3. This defines **how the model transforms the input into an output**.  

---

#### Creating and Printing the Model:
```python
model = MLP()  # Creates the neural network
print(model)  # Displays the structure of the model


### XOR Neural Network

In [3]:
# Define loss function and optimizer
criterion = nn.BCELoss()  # Binary Cross-Entropy Loss
optimizer = optim.Adam(model.parameters(), lr=0.01)

# Sample training data
X_train = torch.tensor([[0.0, 0.0], [0.0, 1.0], [1.0, 0.0], [1.0, 1.0]])
y_train = torch.tensor([[0.0], [1.0], [1.0], [0.0]])  # XOR dataset labels

# Training loop
epochs = 1000
for epoch in range(epochs):
    optimizer.zero_grad()
    outputs = model(X_train)  
    loss = criterion(outputs, y_train)
    loss.backward()
    optimizer.step()

    if epoch % 200 == 0:
        print(f"Epoch {epoch}, Loss: {loss.item()}")

# Final output after training
print("Final model output:", model(X_train))


Epoch 0, Loss: 0.6961403489112854
Epoch 200, Loss: 0.22329354286193848
Epoch 400, Loss: 0.04864644259214401
Epoch 600, Loss: 0.019203947857022285
Epoch 800, Loss: 0.010208996012806892
Final model output: tensor([[0.0055],
        [0.9953],
        [0.9897],
        [0.0047]], grad_fn=<SigmoidBackward0>)



---
## **1. What the Code Does**
This code **trains a neural network** to learn the **XOR function**, a basic logic operation where:

- `0 XOR 0 = 0`
- `0 XOR 1 = 1`
- `1 XOR 0 = 1`
- `1 XOR 1 = 0`

### **Step-by-Step Breakdown**  

### **1.1 Define Loss Function & Optimizer**  
- The **Binary Cross-Entropy Loss (BCELoss)** measures how well the model's predictions match actual outputs.  
- **Adam optimizer** updates the model’s weights to minimize the loss and improve predictions.

### **1.2 Define the Training Data (XOR Dataset)**  
- The input `X_train` consists of 4 possible **binary combinations** (0s and 1s).  
- The expected output `y_train` follows the **XOR truth table**.

### **1.3 Training the Model (1000 Epochs)**  
- The model **predicts outputs**, calculates **loss**, and **adjusts weights** using **gradient descent**.  
- Loss is printed every **200 epochs** to track improvement.  

### **1.4 Model Evaluation**  
- After training, the model makes predictions for `X_train`, and the results are displayed.

---

## **2. Understanding the Output**  
The model prints loss values and final predictions. Let's analyze them:

### **2.1 Loss at Different Epochs**

| Epoch | Loss Value  | Meaning |
|--------|-----------|---------|
| **0** | **0.6961** | High loss → Model is guessing randomly. |
| **200** | **0.2233** | Loss decreasing → Model is learning the XOR pattern. |
| **400** | **0.0486** | Loss is low → Predictions are getting close to actual values. |
| **600** | **0.0192** | Model has almost mastered XOR. |
| **800** | **0.0102** | Very low loss → Model is making nearly perfect predictions. |

📌 **Key Takeaway:** The model starts with a high loss but gradually improves as it learns from the data.

---

### **2.2 Final Model Predictions**
```python
 tensor([[0.0055],  
        [0.9953],  
        [0.9897],  
        [0.0047]])
```
These values represent the model’s predicted **probabilities** (between 0 and 1) after applying the **Sigmoid activation function**.

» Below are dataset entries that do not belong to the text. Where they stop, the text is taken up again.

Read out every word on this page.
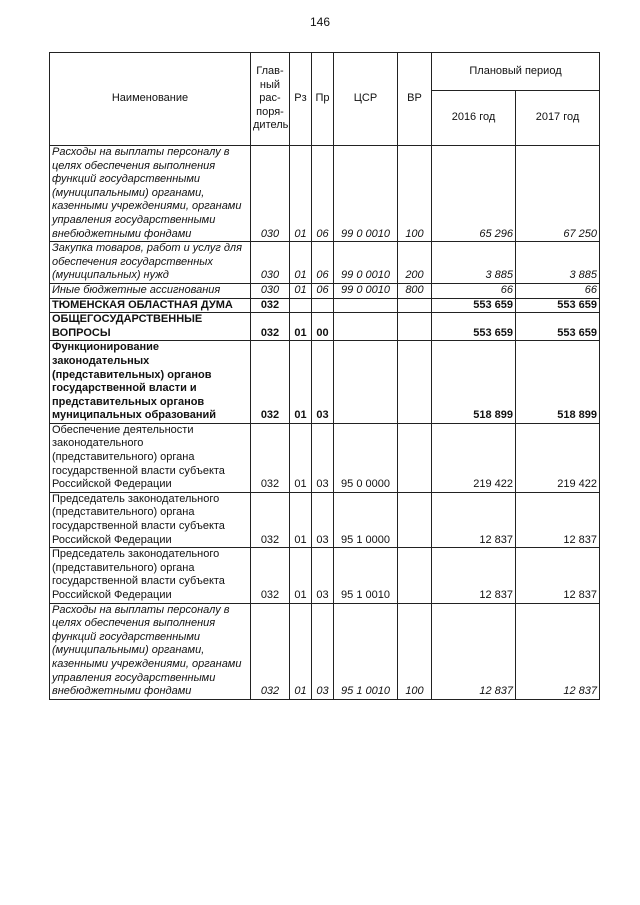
146
Наименование	Глав-
ный
рас-
поря-
дитель	Рз	Пр	ЦСР	ВР	Плановый период	
						2016 год	2017 год
Расходы на выплаты персоналу в целях обеспечения выполнения функций государственными (муниципальными) органами, казенными учреждениями, органами управления государственными внебюджетными фондами	030	01	06	99 0 0010	100	65 296	67 250
Закупка товаров, работ и услуг для обеспечения государственных (муниципальных) нужд	030	01	06	99 0 0010	200	3 885	3 885
Иные бюджетные ассигнования	030	01	06	99 0 0010	800	66	66
ТЮМЕНСКАЯ ОБЛАСТНАЯ ДУМА	032					553 659	553 659
ОБЩЕГОСУДАРСТВЕННЫЕ ВОПРОСЫ	032	01	00			553 659	553 659
Функционирование законодательных (представительных) органов государственной власти и представительных органов муниципальных образований	032	01	03			518 899	518 899
Обеспечение деятельности законодательного (представительного) органа государственной власти субъекта Российской Федерации	032	01	03	95 0 0000		219 422	219 422
Председатель законодательного (представительного) органа государственной власти субъекта Российской Федерации	032	01	03	95 1 0000		12 837	12 837
Председатель законодательного (представительного) органа государственной власти субъекта Российской Федерации	032	01	03	95 1 0010		12 837	12 837
Расходы на выплаты персоналу в целях обеспечения выполнения функций государственными (муниципальными) органами, казенными учреждениями, органами управления государственными внебюджетными фондами	032	01	03	95 1 0010	100	12 837	12 837
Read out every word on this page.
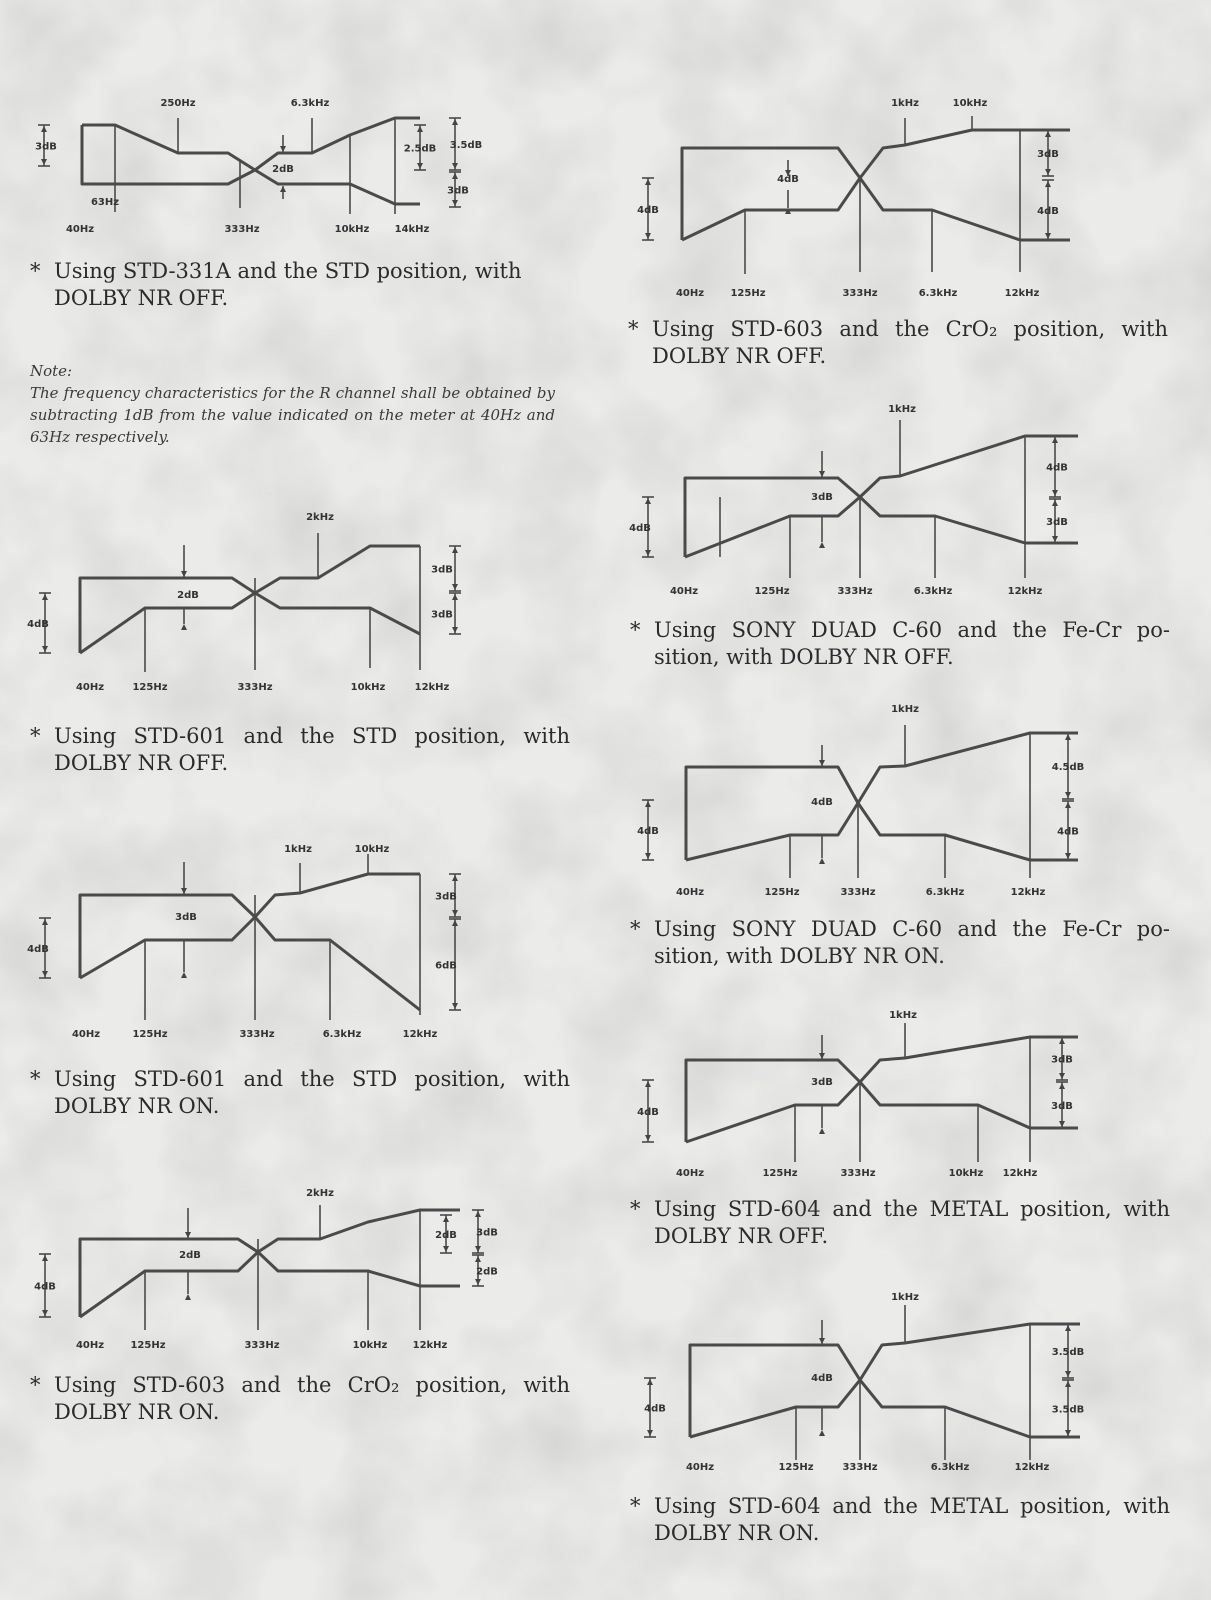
250Hz	6.3kHz
40Hz
63Hz
333Hz	10kHz	14kHz
3dB
2dB
2.5dB 3.5dB
3dB
2kHz
40Hz	125Hz	333Hz	10kHz	12kHz
4dB
3dB
3dB
2dB
1kHz	10kHz
40Hz	125Hz	333Hz	6.3kHz	12kHz
4dB
3dB
6dB
3dB
2kHz
40Hz	125Hz	333Hz	10kHz	12kHz
4dB
2dB 3dB
2dB
2dB
1kHz	10kHz
40Hz	125Hz	333Hz	6.3kHz	12kHz
4dB
3dB
4dB
4dB
1kHz
40Hz	125Hz	333Hz	6.3kHz	12kHz
4dB
4dB
3dB
3dB
1kHz
40Hz	125Hz	333Hz	6.3kHz	12kHz
4dB
4.5dB
4dB
4dB
1kHz
40Hz	125Hz	333Hz	10kHz 12kHz
4dB
3dB
3dB
3dB
1kHz
40Hz	125Hz	333Hz	6.3kHz	12kHz
4dB
3.5dB
3.5dB
4dB
* Using STD-331A and the STD position, with
DOLBY NR OFF.
Note:
The frequency characteristics for the R channel shall be obtained by subtracting 1dB from the value indicated on the meter at 40Hz and 63Hz respectively.
* Using STD-601 and the STD position, with
DOLBY NR OFF.
* Using STD-601 and the STD position, with
DOLBY NR ON.
* Using STD-603 and the CrO₂ position, with
DOLBY NR ON.
* Using STD-603 and the CrO₂ position, with
DOLBY NR OFF.
* Using SONY DUAD C-60 and the Fe-Cr po-
sition, with DOLBY NR OFF.
* Using SONY DUAD C-60 and the Fe-Cr po-
sition, with DOLBY NR ON.
* Using STD-604 and the METAL position, with
DOLBY NR OFF.
* Using STD-604 and the METAL position, with
DOLBY NR ON.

| Input (X_train) | Expected Output (y_train) | Model Prediction |
|---------------|----------------|----------------|
| `[0, 0]`     | `0`            | **0.0055** (Very close to 0 ✅) |
| `[0, 1]`     | `1`            | **0.9953** (Very close to 1 ✅) |
| `[1, 0]`     | `1`            | **0.9897** (Very close to 1 ✅) |
| `[1, 1]`     | `0`            | **0.0047** (Very close to 0 ✅) |

✅ **The model has successfully learned the XOR function!**  
- Predictions are **very close** to the expected values.  
- It **correctly classifies XOR outputs** after training.